Peter Piot, Heidi Larson y Stefano Bertozzi

Peter Piot, Heidi Larson y Stefano Bertozzi**
México DF, febrero 18 de 2011.
En 2011, la epidemia de sida entrará a su tercera década. La respuesta global ha tenido grandes fallas pero también logros importantes. A pesar del progreso, el sida no se ha ido.

Las últimas estimaciones de Onusida contaron 2.6 millones de nuevas infecciones el último año y 1.8 millones de muertes, y la enfermedad permanece como la principal causa de muerte en África Subsahariana. Las tasas globales también ocultan problemas locales, como nuevas olas de infección de VIH en Uganda y otros lugares de África, entre hombres gay de Europa Occidental, transmisión continua entre usuarios de drogas inyectables en la Ex Unión Soviética, y epidemias explosivas entre hombres que tienen sexo con hombres en toda Asia.

En muchas sociedades la infección por VIH es ahora endémica.
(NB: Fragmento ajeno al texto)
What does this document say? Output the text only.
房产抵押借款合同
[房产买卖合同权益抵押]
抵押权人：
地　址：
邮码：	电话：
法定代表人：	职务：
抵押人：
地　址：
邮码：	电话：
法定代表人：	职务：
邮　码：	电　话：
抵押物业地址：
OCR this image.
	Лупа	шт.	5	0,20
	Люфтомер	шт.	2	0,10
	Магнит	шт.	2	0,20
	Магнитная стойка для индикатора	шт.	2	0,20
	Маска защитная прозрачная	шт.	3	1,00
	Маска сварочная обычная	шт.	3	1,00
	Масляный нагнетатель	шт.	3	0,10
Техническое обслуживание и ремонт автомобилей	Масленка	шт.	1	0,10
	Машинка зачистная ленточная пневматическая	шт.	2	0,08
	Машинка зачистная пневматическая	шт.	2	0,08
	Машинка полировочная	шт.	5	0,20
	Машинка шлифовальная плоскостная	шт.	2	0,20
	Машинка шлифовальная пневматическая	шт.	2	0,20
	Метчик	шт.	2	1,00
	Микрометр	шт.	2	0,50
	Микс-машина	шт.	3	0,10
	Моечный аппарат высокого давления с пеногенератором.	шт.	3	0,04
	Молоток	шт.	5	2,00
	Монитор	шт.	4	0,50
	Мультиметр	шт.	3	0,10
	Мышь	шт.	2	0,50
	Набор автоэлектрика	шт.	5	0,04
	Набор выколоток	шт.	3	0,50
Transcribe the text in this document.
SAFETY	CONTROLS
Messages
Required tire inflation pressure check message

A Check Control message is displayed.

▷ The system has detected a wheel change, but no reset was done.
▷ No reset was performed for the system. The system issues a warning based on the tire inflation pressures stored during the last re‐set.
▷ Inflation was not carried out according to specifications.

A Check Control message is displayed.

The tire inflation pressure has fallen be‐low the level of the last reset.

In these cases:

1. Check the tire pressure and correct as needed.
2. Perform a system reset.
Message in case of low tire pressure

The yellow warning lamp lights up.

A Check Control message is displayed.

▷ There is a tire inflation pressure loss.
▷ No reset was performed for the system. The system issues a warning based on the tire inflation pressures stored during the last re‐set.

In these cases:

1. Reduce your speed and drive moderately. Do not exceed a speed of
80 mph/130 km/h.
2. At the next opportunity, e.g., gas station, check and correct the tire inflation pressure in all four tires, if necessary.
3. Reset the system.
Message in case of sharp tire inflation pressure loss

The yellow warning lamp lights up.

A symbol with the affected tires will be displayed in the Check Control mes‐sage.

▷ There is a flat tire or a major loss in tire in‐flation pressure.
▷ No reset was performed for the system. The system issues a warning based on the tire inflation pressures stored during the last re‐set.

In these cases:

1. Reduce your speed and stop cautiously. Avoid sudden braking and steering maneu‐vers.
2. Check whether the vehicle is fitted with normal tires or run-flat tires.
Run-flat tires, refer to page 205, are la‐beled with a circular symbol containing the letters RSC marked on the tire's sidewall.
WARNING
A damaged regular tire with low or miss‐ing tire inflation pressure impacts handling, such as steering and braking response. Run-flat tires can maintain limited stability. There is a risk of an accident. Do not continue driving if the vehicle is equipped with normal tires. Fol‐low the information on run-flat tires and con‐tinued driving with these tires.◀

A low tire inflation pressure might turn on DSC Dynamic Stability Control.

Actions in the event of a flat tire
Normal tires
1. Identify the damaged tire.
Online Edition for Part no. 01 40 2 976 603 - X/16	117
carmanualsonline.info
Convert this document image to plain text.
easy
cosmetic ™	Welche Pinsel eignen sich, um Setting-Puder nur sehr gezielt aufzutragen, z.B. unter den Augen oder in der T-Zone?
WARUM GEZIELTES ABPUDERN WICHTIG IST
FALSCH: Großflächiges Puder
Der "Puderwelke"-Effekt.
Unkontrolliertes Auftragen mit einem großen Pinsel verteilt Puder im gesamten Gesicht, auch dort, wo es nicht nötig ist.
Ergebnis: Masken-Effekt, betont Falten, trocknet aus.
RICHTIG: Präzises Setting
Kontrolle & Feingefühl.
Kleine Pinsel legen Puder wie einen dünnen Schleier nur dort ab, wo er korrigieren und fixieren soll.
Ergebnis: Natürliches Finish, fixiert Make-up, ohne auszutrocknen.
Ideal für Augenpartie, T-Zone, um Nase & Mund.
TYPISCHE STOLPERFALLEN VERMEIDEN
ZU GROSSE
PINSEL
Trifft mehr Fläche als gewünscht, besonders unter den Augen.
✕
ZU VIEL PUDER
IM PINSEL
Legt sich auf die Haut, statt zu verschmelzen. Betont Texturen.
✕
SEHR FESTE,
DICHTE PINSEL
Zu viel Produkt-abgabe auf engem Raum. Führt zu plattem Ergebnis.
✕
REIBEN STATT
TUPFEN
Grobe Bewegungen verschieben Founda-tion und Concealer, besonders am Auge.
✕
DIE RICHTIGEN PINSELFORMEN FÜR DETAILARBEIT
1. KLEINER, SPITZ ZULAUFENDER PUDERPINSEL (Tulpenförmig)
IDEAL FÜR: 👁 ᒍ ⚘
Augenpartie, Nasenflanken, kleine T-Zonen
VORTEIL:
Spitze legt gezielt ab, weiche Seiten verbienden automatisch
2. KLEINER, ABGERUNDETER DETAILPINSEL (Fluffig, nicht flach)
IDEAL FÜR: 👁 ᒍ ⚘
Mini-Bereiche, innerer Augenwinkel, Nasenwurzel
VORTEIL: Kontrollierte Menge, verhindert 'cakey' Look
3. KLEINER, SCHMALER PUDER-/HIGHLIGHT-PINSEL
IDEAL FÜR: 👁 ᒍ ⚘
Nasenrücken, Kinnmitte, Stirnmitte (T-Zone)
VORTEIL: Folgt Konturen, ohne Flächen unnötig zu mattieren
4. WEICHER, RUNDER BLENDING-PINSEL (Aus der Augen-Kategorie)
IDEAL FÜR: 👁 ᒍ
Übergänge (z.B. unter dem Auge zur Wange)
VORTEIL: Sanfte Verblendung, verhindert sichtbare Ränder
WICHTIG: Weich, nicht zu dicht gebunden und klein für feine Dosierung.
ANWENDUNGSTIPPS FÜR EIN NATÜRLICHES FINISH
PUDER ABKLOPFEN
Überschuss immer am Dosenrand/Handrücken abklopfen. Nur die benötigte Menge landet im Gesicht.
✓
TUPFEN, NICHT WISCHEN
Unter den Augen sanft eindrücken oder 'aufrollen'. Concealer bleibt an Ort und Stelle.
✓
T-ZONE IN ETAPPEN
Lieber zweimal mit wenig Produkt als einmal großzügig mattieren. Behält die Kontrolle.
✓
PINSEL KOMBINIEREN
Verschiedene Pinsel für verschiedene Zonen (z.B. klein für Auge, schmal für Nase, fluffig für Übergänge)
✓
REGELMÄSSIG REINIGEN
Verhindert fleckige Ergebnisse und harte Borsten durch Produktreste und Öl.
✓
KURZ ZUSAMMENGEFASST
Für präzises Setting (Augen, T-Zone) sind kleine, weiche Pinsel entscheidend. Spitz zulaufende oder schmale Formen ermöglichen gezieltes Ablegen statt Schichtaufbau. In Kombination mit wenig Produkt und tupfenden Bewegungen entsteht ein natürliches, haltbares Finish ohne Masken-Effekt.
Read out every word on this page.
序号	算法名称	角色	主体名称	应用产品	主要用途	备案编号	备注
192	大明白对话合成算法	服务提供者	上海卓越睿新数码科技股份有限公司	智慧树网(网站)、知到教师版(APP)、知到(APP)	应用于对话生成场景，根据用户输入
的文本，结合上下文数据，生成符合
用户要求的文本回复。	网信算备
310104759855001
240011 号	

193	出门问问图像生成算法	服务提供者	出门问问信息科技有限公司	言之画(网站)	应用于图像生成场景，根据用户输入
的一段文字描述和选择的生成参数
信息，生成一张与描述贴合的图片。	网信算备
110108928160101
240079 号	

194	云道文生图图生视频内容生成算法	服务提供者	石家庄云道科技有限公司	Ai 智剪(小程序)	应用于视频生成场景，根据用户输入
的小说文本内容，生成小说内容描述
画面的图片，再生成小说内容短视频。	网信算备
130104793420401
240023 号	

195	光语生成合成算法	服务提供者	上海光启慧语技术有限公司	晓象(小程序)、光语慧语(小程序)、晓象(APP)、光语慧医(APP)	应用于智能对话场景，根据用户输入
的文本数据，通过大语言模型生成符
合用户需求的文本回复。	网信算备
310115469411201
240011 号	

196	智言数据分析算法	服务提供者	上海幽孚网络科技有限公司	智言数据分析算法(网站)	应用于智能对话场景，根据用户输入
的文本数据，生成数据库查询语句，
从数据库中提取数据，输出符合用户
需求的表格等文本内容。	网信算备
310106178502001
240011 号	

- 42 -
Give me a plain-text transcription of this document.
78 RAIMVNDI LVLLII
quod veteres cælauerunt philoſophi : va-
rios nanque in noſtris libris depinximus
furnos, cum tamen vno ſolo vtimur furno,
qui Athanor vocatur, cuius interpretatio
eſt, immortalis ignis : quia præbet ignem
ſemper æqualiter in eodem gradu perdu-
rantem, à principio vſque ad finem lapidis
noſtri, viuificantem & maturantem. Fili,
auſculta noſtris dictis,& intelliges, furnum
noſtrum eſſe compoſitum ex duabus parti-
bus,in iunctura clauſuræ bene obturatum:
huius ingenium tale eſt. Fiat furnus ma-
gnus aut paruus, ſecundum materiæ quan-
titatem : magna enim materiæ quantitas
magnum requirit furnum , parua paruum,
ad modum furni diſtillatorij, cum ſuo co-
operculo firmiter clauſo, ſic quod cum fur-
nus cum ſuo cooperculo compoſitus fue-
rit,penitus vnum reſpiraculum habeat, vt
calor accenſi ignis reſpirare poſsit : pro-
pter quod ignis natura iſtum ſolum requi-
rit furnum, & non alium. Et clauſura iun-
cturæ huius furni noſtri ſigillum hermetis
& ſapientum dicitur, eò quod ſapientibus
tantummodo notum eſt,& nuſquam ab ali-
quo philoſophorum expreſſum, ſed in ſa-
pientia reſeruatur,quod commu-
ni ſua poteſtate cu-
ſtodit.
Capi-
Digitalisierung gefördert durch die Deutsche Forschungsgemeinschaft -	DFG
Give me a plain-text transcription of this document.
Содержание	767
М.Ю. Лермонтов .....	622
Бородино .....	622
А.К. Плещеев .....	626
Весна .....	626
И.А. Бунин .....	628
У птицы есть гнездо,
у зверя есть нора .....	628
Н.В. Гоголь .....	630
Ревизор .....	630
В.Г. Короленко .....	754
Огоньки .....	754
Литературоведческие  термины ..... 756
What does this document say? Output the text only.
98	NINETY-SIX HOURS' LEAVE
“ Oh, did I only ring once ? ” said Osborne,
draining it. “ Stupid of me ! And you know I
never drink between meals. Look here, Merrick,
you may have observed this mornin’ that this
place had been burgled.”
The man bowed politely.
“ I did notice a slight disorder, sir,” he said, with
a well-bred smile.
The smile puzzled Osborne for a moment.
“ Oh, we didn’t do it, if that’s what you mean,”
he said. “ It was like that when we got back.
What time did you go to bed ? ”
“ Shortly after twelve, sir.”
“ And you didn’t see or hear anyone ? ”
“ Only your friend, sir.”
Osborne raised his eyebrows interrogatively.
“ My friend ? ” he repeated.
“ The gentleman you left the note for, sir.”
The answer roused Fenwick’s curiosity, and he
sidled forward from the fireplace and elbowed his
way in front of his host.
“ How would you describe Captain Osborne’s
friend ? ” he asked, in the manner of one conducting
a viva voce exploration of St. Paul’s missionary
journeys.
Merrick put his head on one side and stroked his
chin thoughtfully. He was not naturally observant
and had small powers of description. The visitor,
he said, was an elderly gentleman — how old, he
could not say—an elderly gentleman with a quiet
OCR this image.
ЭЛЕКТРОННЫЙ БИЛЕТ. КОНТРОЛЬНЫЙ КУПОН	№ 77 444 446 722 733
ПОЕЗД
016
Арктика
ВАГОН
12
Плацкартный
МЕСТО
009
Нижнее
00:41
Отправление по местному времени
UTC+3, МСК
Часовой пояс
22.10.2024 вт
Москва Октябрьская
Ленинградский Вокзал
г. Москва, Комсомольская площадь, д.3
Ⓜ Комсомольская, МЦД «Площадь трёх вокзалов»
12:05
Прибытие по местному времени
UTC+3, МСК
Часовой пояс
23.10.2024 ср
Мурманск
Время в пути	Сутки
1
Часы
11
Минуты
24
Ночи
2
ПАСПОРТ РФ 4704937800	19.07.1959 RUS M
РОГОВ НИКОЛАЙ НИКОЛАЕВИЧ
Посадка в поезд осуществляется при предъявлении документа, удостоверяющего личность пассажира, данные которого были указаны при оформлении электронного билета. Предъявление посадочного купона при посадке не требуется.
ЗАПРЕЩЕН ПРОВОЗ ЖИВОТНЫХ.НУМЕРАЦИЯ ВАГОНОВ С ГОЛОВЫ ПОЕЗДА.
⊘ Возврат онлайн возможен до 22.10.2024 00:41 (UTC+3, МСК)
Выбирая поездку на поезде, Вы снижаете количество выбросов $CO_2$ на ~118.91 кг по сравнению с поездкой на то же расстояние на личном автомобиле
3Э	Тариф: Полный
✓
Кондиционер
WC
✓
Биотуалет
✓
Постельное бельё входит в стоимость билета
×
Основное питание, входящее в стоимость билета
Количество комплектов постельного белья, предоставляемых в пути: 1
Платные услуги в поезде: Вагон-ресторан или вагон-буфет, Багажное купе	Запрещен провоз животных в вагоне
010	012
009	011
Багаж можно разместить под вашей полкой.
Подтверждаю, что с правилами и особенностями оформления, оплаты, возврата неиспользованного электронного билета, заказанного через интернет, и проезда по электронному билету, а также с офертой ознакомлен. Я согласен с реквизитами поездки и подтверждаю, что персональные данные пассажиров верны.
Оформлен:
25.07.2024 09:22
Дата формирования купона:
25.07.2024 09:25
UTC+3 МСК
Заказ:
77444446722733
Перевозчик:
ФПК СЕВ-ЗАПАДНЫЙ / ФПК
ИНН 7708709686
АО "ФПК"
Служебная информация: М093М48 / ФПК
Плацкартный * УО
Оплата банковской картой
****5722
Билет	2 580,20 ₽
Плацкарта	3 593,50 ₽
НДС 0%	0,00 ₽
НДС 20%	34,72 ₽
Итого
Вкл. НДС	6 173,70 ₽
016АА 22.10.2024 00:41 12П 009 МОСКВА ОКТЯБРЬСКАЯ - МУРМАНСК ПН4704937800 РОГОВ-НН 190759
Gracias a la creciente disponibilidad de la terapia antirretroviral, el sida se ha convertido en una enfermedad crónica para quienes tienen la fortuna de acceder al tratamiento. Pero en 2009, sólo 36 por ciento de quienes lo necesitaban tuvieron acceso a esas drogas que salvan vidas.

En ausencia de una cura y de una vacuna, es cada vez más obvio que el sida estará con nosotros por muchas décadas. Esto implica que necesitamos reemplazar la respuesta reactiva a corto plazo, por medidas proactivas a largo plazo. Especialmente en esta prolongada crisis, es importante considerar las implicaciones a largo plazo de las decisiones presupuestales a corto plazo.

El reporte Sida: una perspectiva a largo plazo, publicado por la iniciativa aids2031 –un grupo de trabajo multidisciplinario-, hace una serie de recomendaciones.

Primero, adaptar la estrategia. La prevención debe enfocarse a reducir nuevas infecciones. Los recursos deben concentrarse en las intervenciones más efectivas donde tienen mayor impacto, que es donde la mayoría de nuevas infecciones ocurren.

Al mismo tiempo, la prevención no puede ser efectiva si los obstáculos legales y sociales evitan que alcance a quienes están en riesgo. Esto implica que campañas contra la discriminación, despenalizar las relaciones entre personas del mismo sexo o estrategias de reducción de daño para prevenir el VIH entre quienes se inyectan drogas debe ser una parte integral de los esfuerzos contra el sida.

Segundo, incrementar la eficiencia. Necesitamos ser más efectivos con los recursos disponibles –desde optimizar el tratamiento hasta asegurar un manejo de programas más eficiente. Las prácticas empresariales deben emplearse para una retroalimentación rápida a nivel local, de forma que cada esfuerzo de prevención o de tratamiento sea mejor que el anterior.

Tercero, prolongar los ciclos de financiamiento. No podemos seguir queriendo atacar un problema de largo plazo y un tratamiento de por vida con ciclos anuales de financiamiento. Los ciclos deben cambiar a 10 o 15 años, mientras los indicadores del programa cambian para medir el impacto a largo plazo, como nuevas infecciones y muertes, en vez de sólo ganancias de corto plazo.

Cuarto, continuar innovando. Es crítico invertir en ciencia y tecnología. Además, mientras se mantiene el foco en la innovación, el cumplimiento de las metas necesita igual atención –evaluando qué funciona, qué no y por qué.

Por último, renovar el liderazgo. Estamos consternados por que el liderazgo en sida está languideciendo. Éste ha hecho una diferencia crítica en múltiples niveles y todavía es necesario.

Es crucial recordar que el sida sigue siendo una de las más grandes crisis de nuestro tiempo, habiendo matado cerca de 30 millones de personas desde 1981. Existe una urgente necesidad de tomar una perspectiva a largo plazo y hacer cambios firmes para que millones de personas más no mueran innecesariamente.

*Publicado en el número 175 del Suplemento Letra S del periódico La Jornada el jueves 3 de febrero de 2011
**Peter Piot es director y Heidi Larson es catedrática de la London School of Hygiene & Tropical Medicine. Stefano Bertozzi es director de VIH y TB de la Fundación Bill & Melinda Gates. Traducción y edición del artículo publicado en The Financial Times Limited 2010.